Broker: Epoch for "payment-processor-1" was 5 (Instance A's epoch).
Instance B connects → broker assigns epoch 6.
Instance A recovers from network partition (didn't actually crash):
Instance A tries to write with epoch 5.
Broker rejects: "InvalidProducerEpoch. Current epoch is 6."
Instance A is fenced → cannot write.
Only Instance B (epoch 6) can write. Data integrity maintained.

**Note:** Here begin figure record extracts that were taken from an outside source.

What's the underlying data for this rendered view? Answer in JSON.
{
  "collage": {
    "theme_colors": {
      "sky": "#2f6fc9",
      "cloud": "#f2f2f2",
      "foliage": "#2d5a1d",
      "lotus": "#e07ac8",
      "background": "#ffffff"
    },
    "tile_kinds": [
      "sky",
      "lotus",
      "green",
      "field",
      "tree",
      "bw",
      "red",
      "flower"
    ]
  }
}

RULE: One transactional.id = one active producer at a time.
Consumer Isolation Levels
Exactly-once on the consumer side requires using isolation.level=read_committed. Without this, consumers can read messages from in-progress or aborted transactions, breaking the exactly-once guarantee.
ISOLATION LEVELS:
read_uncommitted (default):
Consumer reads ALL messages, including:
- Messages from committed transactions ✓
- Messages from aborted transactions (should be invisible!) ✗
- Messages from in-progress transactions (incomplete!) ✗
Risk: Consumer processes data that gets rolled back. Inconsistency.
read_committed:
Consumer reads ONLY:
- Messages from committed transactions ✓
- Non-transactional messages (produced without transactions) ✓
Consumer SKIPS:
- Messages from aborted transactions ✓
- Messages from in-progress transactions (waits for commit/abort) ✓
Trade-off: Consumer must wait for transactions to complete before
reading those messages. Small added latency per transaction.

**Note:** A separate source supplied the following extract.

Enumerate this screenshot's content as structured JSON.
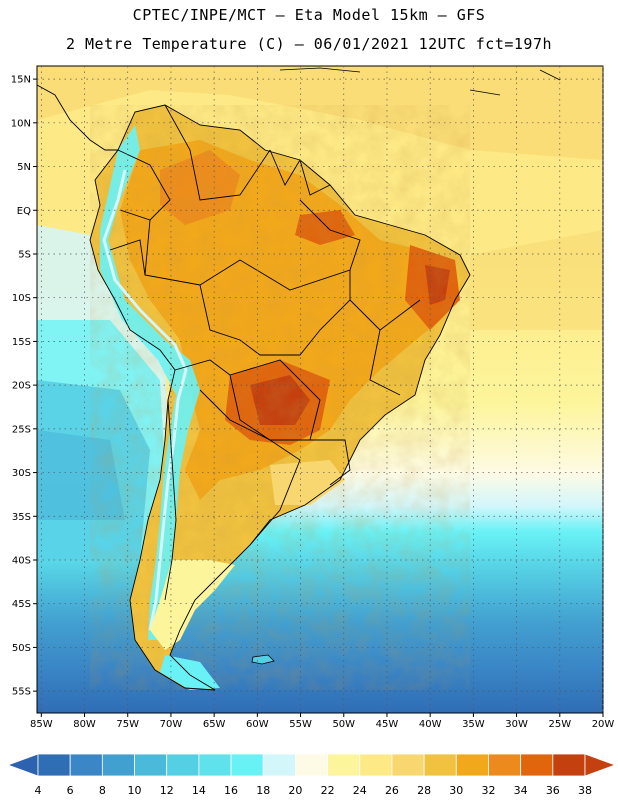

Exactly-Once in Practice: Performance Considerations
Exactly-once semantics come with overhead. Transactions add coordination steps (two-phase commit), and read_committed consumers have slightly higher read latency. The actual overhead varies, but benchmarks typically show a 20-40% throughput reduction compared to at-least-once. Plan your capacity accordingly if you require EOS.
EOS PERFORMANCE TRADE-OFFS: Higher safety → lower raw throughput (for same hardware): at-most-once (acks=0): ~maximum throughput, highest risk at-least-once (acks=1, retries): ~90% of maximum, low risk exactly-once (transactions): ~60-80% of maximum, no duplicates/loss For financial systems: throughput reduction is acceptable cost of correctness. For high-volume analytics: at-least-once + idempotent consumers often sufficient.
Key Points
- Exactly-once semantics guarantees each message is processed and its effect applied precisely one time — no loss, no duplicates.

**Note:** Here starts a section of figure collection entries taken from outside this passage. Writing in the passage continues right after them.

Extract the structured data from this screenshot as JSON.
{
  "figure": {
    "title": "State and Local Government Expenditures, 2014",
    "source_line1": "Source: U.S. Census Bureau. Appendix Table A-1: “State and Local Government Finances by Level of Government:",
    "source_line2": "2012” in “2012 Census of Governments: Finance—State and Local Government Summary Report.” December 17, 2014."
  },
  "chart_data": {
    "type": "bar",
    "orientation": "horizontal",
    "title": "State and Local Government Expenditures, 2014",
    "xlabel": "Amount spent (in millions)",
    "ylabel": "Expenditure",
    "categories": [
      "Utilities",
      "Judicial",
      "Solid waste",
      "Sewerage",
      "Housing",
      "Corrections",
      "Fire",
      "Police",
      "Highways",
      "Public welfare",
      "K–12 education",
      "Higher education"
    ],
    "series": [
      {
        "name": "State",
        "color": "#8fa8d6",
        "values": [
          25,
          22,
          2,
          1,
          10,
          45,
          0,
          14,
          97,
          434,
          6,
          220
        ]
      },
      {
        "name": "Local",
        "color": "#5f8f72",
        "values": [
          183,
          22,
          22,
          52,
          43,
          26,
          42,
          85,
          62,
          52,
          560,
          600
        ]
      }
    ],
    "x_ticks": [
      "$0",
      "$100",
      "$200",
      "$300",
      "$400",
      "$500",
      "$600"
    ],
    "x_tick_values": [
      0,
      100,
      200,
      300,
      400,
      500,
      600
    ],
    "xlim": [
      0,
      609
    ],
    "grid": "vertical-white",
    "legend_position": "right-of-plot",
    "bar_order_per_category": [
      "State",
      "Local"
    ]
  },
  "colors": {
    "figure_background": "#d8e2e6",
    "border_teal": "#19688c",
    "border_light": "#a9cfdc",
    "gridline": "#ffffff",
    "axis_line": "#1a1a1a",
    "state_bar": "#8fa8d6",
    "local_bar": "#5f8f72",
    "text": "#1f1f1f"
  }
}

- EOS requires two components: idempotent producers (prevent broker-side duplicates) and transactions (atomic read-process-write across partitions).
- The transactional.id uniquely identifies a producer's role. New instances fence stale zombie producers using epoch numbers.
- sendOffsetsToTransaction() commits the consumer group offset inside the transaction, making the read and the write atomic.
- Consumers must use isolation.level=read_committed to skip aborted and in-progress transaction messages.
- Kafka Streams simplifies EOS with a single configuration: StreamsConfig.EXACTLY_ONCE_V2. It handles all transaction lifecycle management automatically.
- EOS adds 20-40% throughput overhead. Use it where data correctness is non-negotiable. Use at-least-once with idempotent consumers for high-volume scenarios where duplicates can be tolerated or deduplicated.